Types of prebiotic foods
For the best natural sources of prebiotics, you can’t look past a range of certain vegetables, some whole grains, sources of resistant starch and even honey. The best prebiotic foods to incorporate into your diet include garlic, onions, leek, Jerusalem artichoke, dandelion greens, under-ripe bananas, asparagus, apples, oats, psyllium husk and whole-grain wheat. And remember, raw is best when it comes to maximising your prebiotic intake – so try to avoid cooking these foods for optimum results.
How prebiotics benefit your health
Emerging research is showing that a higher intake of prebiotics is linked to a variety of health benefits, including:
• Better overall gut health
• Improved digestion
• Balanced stress response
• Higher immune function
• Lower risk for obesity and weight gain
• Reduced inflammatory reactions, and
• Decreased risk of cardiovascular disease
Sensitivity to prebiotic foods
More and more people are choosing to follow a low-FODMAP diet to help improve digestive complaints. FODMAP foods can cause bloating and other forms of gastrointestinal distress, and include: oligosaccharides, fructans, sugar alcohols and other similar short-chain carbohydrates.

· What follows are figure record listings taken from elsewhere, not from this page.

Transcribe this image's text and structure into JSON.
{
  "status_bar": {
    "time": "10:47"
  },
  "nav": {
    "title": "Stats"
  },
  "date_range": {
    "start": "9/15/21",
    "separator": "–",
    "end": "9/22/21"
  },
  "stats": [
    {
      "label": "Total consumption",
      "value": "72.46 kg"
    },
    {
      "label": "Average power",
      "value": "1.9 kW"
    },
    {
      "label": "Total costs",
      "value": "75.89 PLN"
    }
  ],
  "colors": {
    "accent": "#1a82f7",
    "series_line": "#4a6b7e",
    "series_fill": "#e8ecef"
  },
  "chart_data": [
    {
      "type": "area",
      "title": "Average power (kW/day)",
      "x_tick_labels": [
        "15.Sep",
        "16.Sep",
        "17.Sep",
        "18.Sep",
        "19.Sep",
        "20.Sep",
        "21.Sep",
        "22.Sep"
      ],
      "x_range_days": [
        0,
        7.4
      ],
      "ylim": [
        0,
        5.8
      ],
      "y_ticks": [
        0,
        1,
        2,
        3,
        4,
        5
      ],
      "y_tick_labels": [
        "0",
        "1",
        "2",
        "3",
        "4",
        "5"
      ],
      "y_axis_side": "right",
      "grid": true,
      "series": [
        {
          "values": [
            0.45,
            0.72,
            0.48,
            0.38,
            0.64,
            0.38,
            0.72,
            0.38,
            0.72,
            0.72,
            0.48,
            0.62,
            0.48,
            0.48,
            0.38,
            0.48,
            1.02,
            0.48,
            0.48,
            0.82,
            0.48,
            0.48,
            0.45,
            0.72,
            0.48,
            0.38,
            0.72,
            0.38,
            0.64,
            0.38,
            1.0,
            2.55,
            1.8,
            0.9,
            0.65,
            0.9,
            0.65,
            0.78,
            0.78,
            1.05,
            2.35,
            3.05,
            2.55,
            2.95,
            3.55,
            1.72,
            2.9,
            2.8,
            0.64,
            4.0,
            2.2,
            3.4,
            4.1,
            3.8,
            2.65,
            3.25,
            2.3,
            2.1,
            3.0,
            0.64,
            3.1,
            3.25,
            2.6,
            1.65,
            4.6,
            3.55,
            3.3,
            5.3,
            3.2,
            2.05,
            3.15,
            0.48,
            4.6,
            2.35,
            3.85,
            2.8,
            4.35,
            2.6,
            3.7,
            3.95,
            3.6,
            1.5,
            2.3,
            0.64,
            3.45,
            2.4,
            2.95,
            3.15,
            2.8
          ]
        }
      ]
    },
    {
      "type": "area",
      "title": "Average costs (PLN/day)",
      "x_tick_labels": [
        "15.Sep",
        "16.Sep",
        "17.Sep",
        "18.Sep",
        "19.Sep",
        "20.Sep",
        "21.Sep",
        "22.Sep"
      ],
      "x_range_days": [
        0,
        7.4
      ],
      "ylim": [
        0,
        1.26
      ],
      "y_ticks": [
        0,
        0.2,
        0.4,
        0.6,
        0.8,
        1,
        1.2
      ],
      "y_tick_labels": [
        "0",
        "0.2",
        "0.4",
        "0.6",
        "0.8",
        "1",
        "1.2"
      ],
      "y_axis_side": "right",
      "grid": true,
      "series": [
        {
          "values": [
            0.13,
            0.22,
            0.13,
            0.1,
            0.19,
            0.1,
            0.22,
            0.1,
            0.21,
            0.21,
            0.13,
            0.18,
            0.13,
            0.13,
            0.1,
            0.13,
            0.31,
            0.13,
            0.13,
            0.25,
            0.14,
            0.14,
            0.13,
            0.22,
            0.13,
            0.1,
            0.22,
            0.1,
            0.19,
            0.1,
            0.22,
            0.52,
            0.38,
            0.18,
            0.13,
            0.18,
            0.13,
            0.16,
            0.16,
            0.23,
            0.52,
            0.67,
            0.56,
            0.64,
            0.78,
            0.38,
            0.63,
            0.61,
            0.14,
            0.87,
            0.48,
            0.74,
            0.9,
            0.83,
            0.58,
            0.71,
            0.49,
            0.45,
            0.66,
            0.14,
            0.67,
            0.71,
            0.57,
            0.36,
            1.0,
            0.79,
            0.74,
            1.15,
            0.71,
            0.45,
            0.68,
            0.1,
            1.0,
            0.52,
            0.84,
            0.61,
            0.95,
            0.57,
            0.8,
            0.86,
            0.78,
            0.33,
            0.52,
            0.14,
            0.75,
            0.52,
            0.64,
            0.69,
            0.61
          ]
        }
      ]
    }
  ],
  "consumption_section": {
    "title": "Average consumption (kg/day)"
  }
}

Many of these FODMAP foods are fantastic sources of necessary prebiotics. But if you’re one of the people with a FODMAP sensitivity, your body will poorly absorb the short-chain carbohydrates in your small intestine, and you may experience bloating and discomfort when eating prebiotic foods.
That’s not to say you need to avoid prebiotics altogether – a short-term elimination plan and a good cleanse is usually enough to assist with symptoms. Then you can begin reintroducing prebiotics to keep your good bacteria well fed and happy!